Peer Socialization and Belonging

In addition to digital citizenship tasks, students used the secure network to build peer-to-peer connections and organize local interest groups:

  • Peer Friendships Formed: 27 connections (averaging 0.7 friends per student, with a maximum of 5 friends).
  • Student-Led Interest Colonies Created: 35 unique colonies.
  • Total Colony Memberships: 60 memberships (averaging 1.7 members per colony). These student-led colonies focused on constructive hobbies, including chess, school athletics, robotics, and creative writing.
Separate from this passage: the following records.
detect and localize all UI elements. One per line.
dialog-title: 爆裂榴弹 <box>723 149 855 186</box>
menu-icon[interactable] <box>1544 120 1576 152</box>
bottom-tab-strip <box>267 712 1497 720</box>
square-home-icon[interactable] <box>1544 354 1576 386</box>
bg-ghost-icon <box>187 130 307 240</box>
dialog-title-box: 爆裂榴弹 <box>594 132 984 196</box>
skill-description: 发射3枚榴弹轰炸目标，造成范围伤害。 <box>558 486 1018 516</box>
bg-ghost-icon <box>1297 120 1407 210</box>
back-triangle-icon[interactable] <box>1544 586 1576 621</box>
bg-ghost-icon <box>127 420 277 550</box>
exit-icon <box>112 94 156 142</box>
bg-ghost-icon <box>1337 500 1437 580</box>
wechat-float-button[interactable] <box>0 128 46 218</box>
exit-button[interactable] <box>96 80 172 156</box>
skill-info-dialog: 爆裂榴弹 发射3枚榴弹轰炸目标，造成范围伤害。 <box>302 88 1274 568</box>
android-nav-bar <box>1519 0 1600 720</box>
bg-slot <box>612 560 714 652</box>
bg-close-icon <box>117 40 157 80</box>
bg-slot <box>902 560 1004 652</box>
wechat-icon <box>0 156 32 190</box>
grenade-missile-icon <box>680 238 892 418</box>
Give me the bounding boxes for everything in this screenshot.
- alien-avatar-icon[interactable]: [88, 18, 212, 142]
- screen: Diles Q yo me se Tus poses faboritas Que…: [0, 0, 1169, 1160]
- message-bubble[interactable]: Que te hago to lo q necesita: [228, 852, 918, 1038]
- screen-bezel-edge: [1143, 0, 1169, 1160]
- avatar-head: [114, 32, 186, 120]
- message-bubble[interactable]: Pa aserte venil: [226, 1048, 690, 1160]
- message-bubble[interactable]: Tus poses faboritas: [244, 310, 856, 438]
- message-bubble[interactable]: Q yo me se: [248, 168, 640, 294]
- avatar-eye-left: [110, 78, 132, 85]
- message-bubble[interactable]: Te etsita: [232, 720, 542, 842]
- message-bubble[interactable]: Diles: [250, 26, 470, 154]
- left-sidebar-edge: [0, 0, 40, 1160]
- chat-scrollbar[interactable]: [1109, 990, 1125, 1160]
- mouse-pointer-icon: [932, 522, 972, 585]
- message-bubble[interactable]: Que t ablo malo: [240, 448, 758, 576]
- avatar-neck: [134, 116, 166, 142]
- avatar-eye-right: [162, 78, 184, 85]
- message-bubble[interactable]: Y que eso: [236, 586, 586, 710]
5. Conclusion and Policy Recommendations

The findings compiled in the HIVE Empirical Outcomes & Data Analysis suggest several implications for school districts, youth organizations, and digital citizenship policy:

  1. Shift From Punitive to Restorative Frameworks: Traditional internet filters punish digital mistakes without teaching alternative behaviors. Incorporating real-time, formative feedback into student networks allows students to self-correct and learn digital literacy through practice.
  2. Provide Supervised Practice Environments: Schools cannot protect students from the digital landscape by simply blocking internet access. Students need secure, walled-garden spaces where they can safely interact with verified peers before moving to open, commercial platforms.
  3. Incentivize Prosocial Behavior: Replacing vanity metrics with gamified social-emotional learning metrics encourages students to focus on community contribution, peer support, and positive communication.

The pilot data shows that digital citizenship can be taught effectively when students are given the right framework, clear boundaries, and immediate, supportive coaching.